Configuration example

Similar to Binlog Event Filter, you also need to configure the expression-filter feature in the configuration file of the data migration task, as shown below. For complete configuration and its descriptions, refer to DM Advanced Task Configuration File

name: test task-mode: all target-database: host: "127.0.0.1" port: 4000 user: "root" password: "" mysql-instances: - source-id: "mysql-replica-01" expression-filters: ["even_c"] expression-filter: even_c: schema: "expr_filter" table: "tbl" insert-value-expr: "c % 2 = 0"

The above example configures even_c rule, and allows the data source whose ID is mysql-replica-01 to refer this rule. The meaning of even_c is:

For the tbl table in the expr_filter shema, when the value of the inserted c is even (c % 2 = 0), the inserted statement will not be migrated downstream.

The usage result of this rule is shown below.

Insert the following data in the upstream data source:

INSERT INTO tbl(id, c) VALUES (1, 1), (2, 2), (3, 3), (4, 4);

Then query the tbl table downstream and you can find that only rows with an odd value of c are migrated downstream:

MySQL [test]> select * from tbl; +------+------+ | id | c | +------+------+ | 1 | 1 | | 3 | 3 | +------+------+ 2 rows in set (0.001 sec)

Configuration parameters and rule descriptions

  • schema: The name of the upstream database to be matched. Wildcard match or regular match is not supported.
  • table: The name of the upstream table to be matched. Wildcard match or regular match is not supported.
  • insert-value-expr: Specifies an expression which takes effect on the value of binlog event (WRITE_ROWS_EVENT) of INSERT type. Do not use it with update-old-value-expr, update-new-value-expr, or delete-value-expr in the same configuration item.
  • update-old-value-expr:Specifies an expression which takes effect on the old value of binlog event (UPDATE_ROWS_EVENT) of UPDATE type. Do not use it with insert-value-expr or delete-value-expr in the same configuration item.
  • update-new-value-expr: Specifies an expression which takes effect on the new value of binlog event (UPDATE_ROWS_EVENT) of UPDATE type. Do not use it with insert-value-expr or delete-value-expr in the same configuration item.
  • delete-value-expr:Specifies an expression which takes effect on the value of binlog event (DELETE_ROWS_EVENT) of DELETE type. Do not use it withinsert-value-expr, update-old-value-expr, or update-new-value-expr in the same configuration item.

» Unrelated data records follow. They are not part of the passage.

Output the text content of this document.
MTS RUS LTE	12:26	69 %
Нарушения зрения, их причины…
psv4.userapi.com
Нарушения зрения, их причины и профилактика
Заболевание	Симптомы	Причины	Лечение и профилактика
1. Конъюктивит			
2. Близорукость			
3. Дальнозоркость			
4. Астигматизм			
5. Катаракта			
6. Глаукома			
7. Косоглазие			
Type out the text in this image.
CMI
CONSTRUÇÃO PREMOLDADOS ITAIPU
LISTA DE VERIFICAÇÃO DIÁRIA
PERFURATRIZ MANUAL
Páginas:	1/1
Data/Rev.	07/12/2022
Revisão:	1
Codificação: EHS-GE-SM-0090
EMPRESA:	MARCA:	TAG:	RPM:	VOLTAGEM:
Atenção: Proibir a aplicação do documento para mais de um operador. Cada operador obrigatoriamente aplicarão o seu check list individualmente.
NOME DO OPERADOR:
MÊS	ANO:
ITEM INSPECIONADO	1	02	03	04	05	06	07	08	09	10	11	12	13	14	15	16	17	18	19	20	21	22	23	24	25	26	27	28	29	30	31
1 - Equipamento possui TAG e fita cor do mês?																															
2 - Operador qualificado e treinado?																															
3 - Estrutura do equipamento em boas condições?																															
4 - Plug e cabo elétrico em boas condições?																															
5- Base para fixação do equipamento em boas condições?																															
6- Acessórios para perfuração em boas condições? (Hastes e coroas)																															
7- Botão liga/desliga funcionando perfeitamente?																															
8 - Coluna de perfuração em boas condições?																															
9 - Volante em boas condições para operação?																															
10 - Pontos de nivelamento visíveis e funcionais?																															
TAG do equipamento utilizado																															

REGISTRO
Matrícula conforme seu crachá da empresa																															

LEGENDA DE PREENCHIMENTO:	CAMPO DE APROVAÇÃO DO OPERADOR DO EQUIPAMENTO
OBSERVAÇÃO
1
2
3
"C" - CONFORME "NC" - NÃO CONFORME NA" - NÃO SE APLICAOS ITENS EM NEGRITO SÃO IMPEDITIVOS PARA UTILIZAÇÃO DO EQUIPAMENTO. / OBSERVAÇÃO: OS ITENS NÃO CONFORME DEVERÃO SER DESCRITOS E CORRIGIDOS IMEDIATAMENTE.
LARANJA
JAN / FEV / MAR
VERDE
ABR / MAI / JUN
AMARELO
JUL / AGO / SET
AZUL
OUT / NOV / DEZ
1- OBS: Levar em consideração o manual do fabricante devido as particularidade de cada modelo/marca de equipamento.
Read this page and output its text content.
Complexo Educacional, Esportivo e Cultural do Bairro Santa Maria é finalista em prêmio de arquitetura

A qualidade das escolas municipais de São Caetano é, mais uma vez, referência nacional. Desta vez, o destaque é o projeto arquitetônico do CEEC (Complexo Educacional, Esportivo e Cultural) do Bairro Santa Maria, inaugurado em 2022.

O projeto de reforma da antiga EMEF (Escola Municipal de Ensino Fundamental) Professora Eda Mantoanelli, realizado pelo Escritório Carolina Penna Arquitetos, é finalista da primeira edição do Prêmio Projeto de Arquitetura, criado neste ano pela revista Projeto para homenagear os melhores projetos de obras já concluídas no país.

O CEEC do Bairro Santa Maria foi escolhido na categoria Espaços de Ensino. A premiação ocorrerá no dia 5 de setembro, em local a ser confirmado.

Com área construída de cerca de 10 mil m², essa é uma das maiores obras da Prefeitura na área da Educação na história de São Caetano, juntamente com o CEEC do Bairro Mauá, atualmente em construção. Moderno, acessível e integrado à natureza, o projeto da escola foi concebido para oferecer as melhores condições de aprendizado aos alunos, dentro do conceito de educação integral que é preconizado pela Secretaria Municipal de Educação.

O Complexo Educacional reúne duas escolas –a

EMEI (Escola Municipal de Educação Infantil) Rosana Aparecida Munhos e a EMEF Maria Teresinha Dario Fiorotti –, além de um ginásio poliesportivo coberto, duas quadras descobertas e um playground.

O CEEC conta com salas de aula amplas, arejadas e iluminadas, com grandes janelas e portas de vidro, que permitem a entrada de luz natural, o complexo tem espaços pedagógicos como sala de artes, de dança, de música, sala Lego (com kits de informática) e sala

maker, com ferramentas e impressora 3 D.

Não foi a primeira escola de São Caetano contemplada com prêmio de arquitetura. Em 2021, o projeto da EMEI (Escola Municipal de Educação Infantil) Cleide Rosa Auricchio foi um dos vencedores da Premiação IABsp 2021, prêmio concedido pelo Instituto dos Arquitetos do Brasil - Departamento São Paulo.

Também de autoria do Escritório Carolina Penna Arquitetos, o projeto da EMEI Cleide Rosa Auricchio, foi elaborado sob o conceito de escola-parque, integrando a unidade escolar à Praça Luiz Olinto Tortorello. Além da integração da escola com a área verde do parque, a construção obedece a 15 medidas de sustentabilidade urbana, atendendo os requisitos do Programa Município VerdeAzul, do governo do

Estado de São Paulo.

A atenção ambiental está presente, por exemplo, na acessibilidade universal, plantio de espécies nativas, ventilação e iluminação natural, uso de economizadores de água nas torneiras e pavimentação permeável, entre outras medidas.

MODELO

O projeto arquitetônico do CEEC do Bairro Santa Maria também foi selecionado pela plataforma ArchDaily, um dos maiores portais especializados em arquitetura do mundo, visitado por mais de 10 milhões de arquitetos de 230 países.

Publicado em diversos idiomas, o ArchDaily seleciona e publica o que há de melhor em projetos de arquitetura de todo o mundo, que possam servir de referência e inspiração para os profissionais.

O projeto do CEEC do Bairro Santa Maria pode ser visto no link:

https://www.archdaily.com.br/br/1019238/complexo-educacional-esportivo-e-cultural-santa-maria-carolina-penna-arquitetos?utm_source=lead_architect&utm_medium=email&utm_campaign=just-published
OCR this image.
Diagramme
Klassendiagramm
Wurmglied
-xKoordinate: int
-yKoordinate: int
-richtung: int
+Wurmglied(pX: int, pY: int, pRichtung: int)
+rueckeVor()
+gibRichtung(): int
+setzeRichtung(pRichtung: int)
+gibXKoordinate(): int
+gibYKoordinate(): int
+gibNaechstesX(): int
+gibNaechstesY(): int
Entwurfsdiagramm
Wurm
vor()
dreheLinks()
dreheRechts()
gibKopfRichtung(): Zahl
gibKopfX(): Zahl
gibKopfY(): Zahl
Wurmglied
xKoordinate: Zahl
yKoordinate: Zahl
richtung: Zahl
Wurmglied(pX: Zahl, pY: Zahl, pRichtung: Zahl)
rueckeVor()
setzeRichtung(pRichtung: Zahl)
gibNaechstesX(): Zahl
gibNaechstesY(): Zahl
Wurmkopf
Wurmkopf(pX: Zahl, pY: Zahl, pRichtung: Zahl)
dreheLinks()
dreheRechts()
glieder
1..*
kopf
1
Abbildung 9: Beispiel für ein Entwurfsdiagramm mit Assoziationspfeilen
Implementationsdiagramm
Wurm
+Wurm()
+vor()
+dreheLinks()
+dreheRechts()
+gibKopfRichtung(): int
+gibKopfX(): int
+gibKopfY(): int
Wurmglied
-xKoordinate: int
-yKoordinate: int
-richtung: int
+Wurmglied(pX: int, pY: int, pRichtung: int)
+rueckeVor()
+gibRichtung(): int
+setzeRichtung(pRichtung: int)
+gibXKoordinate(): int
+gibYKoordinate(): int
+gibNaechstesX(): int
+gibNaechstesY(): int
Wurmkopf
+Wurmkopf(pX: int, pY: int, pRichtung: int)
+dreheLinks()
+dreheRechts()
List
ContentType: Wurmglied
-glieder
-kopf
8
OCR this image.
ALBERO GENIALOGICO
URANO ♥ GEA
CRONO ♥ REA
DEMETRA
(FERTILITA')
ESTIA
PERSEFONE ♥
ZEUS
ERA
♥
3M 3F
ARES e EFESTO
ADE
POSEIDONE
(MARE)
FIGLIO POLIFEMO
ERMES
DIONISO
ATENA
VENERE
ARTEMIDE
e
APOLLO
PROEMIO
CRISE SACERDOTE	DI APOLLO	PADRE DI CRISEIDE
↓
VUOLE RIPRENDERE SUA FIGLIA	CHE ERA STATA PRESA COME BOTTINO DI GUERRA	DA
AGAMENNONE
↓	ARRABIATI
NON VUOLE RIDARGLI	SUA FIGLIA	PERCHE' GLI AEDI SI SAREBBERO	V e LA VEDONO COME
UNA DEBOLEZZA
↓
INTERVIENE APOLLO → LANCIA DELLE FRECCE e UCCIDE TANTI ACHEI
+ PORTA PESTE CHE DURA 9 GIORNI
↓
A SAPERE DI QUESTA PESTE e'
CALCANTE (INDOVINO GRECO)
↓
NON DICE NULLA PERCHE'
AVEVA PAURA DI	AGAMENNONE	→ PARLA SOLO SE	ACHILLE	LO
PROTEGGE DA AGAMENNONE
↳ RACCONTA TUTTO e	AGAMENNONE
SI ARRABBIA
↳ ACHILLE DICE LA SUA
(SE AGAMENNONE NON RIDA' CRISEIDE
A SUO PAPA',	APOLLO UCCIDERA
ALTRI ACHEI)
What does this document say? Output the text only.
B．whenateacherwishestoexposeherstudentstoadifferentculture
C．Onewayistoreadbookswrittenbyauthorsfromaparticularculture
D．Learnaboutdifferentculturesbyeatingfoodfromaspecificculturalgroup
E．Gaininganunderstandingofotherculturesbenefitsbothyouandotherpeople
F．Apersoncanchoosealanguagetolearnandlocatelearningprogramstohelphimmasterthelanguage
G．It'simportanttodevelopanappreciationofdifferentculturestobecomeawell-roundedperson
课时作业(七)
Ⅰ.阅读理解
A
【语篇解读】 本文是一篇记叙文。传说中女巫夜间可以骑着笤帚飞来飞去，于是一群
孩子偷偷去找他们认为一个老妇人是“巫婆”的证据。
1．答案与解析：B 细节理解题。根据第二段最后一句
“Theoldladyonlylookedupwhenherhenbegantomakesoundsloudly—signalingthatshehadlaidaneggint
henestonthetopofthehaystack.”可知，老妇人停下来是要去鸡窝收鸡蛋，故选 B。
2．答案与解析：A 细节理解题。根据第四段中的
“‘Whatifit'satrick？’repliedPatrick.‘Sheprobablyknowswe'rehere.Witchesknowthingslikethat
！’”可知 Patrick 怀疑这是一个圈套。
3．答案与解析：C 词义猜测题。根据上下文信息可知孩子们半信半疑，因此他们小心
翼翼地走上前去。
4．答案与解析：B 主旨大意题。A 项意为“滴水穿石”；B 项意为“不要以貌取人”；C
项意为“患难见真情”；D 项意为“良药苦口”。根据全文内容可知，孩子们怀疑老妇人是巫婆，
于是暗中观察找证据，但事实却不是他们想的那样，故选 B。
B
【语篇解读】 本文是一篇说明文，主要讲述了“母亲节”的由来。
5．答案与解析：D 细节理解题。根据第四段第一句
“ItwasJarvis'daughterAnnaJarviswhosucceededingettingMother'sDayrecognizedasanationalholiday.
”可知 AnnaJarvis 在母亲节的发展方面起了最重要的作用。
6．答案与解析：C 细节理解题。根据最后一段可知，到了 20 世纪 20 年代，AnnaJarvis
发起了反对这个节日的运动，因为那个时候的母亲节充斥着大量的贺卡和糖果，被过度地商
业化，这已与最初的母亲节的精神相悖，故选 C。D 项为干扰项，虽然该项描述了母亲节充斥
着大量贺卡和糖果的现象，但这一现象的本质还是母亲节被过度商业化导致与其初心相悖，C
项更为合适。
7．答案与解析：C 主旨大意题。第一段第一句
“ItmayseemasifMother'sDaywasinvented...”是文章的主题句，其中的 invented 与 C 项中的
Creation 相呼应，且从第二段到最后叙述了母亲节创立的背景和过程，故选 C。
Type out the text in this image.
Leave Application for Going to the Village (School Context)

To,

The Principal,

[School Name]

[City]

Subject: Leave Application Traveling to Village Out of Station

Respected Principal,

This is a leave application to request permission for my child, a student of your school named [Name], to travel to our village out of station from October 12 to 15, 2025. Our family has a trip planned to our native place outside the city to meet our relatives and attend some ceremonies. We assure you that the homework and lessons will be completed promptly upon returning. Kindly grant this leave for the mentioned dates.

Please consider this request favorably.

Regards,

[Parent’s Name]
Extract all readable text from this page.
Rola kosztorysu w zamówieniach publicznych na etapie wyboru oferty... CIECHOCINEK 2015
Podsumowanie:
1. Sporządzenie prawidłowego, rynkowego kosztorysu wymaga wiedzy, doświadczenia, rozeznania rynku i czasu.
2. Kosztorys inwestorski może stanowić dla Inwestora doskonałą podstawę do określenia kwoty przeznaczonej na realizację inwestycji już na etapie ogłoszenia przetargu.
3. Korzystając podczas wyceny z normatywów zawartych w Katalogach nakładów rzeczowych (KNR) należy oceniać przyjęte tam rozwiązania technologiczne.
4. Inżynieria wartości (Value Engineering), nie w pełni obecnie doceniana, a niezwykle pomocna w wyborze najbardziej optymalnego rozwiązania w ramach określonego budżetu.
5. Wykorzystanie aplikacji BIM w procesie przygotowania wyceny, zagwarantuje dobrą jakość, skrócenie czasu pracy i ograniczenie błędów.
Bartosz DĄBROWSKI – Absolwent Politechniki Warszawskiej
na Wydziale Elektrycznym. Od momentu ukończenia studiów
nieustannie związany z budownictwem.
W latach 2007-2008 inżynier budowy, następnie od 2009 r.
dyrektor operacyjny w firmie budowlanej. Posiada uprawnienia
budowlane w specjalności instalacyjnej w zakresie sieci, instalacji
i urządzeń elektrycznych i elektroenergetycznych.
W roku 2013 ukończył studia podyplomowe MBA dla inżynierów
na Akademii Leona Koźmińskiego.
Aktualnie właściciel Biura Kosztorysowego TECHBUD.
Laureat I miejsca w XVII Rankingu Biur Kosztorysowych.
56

SQL expressions can involve one or more columns. You can also use the SQL functions TiDB supports, such as c % 2 = 0, a*a + b*b = c*c, and ts > NOW().

The timezone of TIMESTAMP is UTC by default. You can use c_timestamp = '2021-01-01 12:34:56.5678+08:00' to specify the timezone explicitly.

You can define multiple filter rules under the configuration item expression-filter. By refering the rules you need in the configuration item of expression-filters in the upstream data source, the rules can take effect. When multiple rules take effect, matching any of the rules causes a row change to be filtered.